She slunk into bed beside him. Their winter break was days away, she was familiar with the London to Copenhagen flight, but uncertain about meeting his parents. They started seeing each other weeks ago, and she only attended that bonfire party for sex to forget her beloved.
A tear rolled from her eyes. It wasn’t if she was going to cry, it was her routine since her beloved disappeared. The question was how loud would her sobbing be? She didn’t care if he heard her, he’s used to it.
She forgot about his snoring as her broken heart asked her mind its nightly questions of where did my beloved go? Why did he leave? If I knew my beloved was the elusive lottery winner, I could’ve told him how money didn’t matter to me. She wished she could go back and tell him. But knew if she did, she’d just want to hold him. She sobbed into her pillow. Her partner heard her weeping, and continued pretending to snore.
(Posted – 5/20/2021)
(Posted – 5/20/2021)
I didn’t mean to win the lottery I should’ve taken my change instead of that ticket.
Empty streets amplified my footfalls as I fled my roaring pursers. Turning a corner I sprinted for a car at the intersection.

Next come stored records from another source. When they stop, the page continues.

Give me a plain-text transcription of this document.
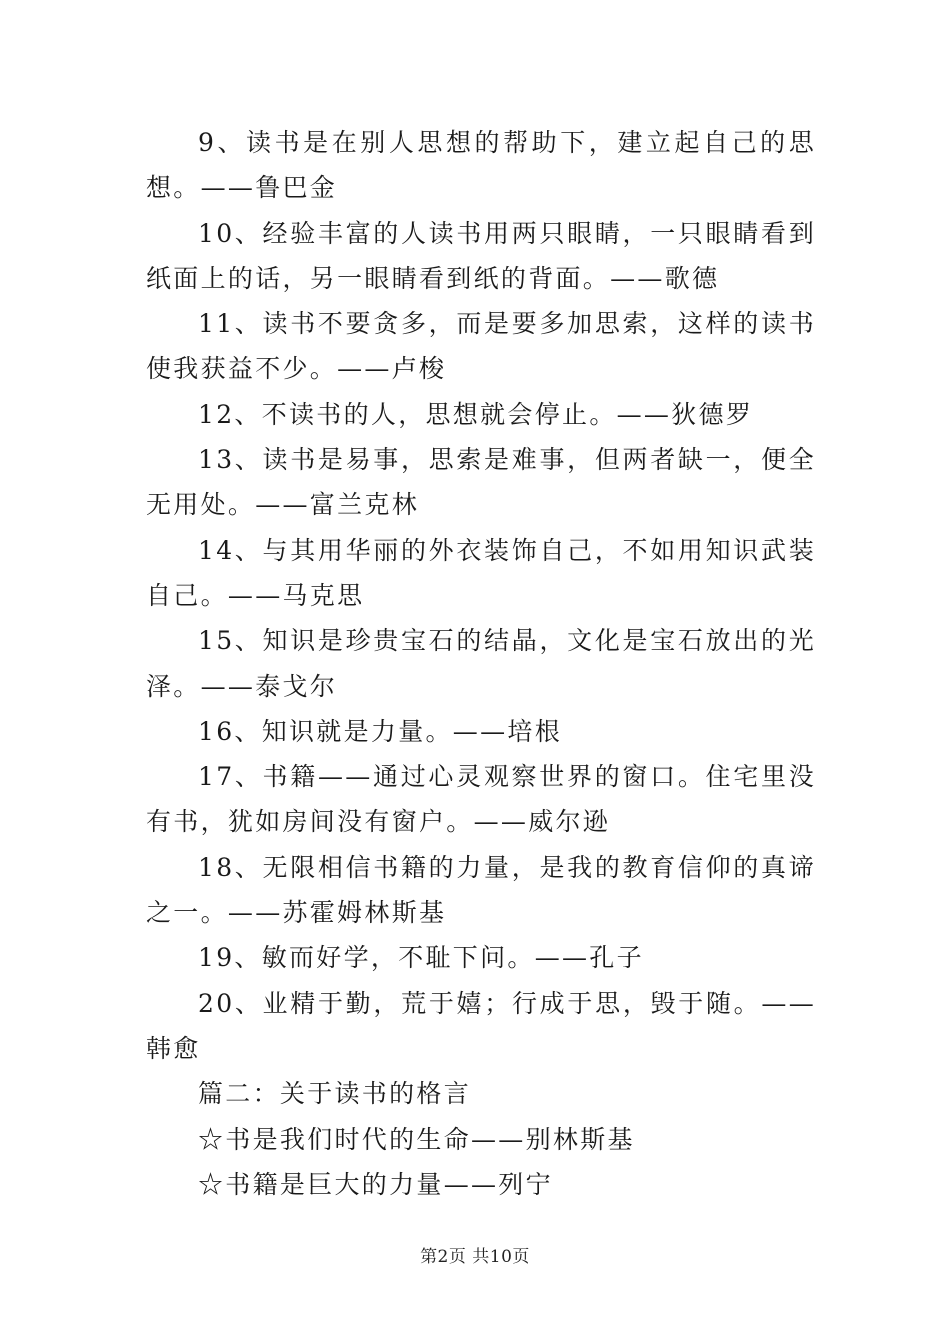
9、读书是在别人思想的帮助下，建立起自己的思想。——鲁巴金

10、经验丰富的人读书用两只眼睛，一只眼睛看到纸面上的话，另一眼睛看到纸的背面。——歌德

11、读书不要贪多，而是要多加思索，这样的读书使我获益不少。——卢梭

12、不读书的人，思想就会停止。——狄德罗

13、读书是易事，思索是难事，但两者缺一，便全无用处。——富兰克林

14、与其用华丽的外衣装饰自己，不如用知识武装自己。——马克思

15、知识是珍贵宝石的结晶，文化是宝石放出的光泽。——泰戈尔

16、知识就是力量。——培根

17、书籍——通过心灵观察世界的窗口。住宅里没有书，犹如房间没有窗户。——威尔逊

18、无限相信书籍的力量，是我的教育信仰的真谛之一。——苏霍姆林斯基

19、敏而好学，不耻下问。——孔子

20、业精于勤，荒于嬉；行成于思，毁于随。——韩愈

篇二：关于读书的格言

☆书是我们时代的生命——别林斯基

☆书籍是巨大的力量——列宁

第2页 共10页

That’ll get me out of here.
The driver’s slicked back hair prodded his collar as he talked on his smartphone. I pulled him from his car, took the wheel, and threw him a handful of hundred-dollar bills while speeding off. The ex-motorist fumbled his phone while collecting the drifting currency before my pursuers overwhelmed him. The traffic light’s red eye glared as I plunged into the intersection.
Did I run the light?
An impact threw me against the door. Burnt rubber filled my nostrils, and I was lashed by waves of broken glass. Another collision resumed the flurry which ended in car horns. My door was jammed, so I climbed out the window, and dashed to a parked taxi. Twanging music played as I hopped onto the cab’s backseat.
“I’m sorry sir, please leave.” The cabbie said with an Indian accent. “My fare shall return shortly.”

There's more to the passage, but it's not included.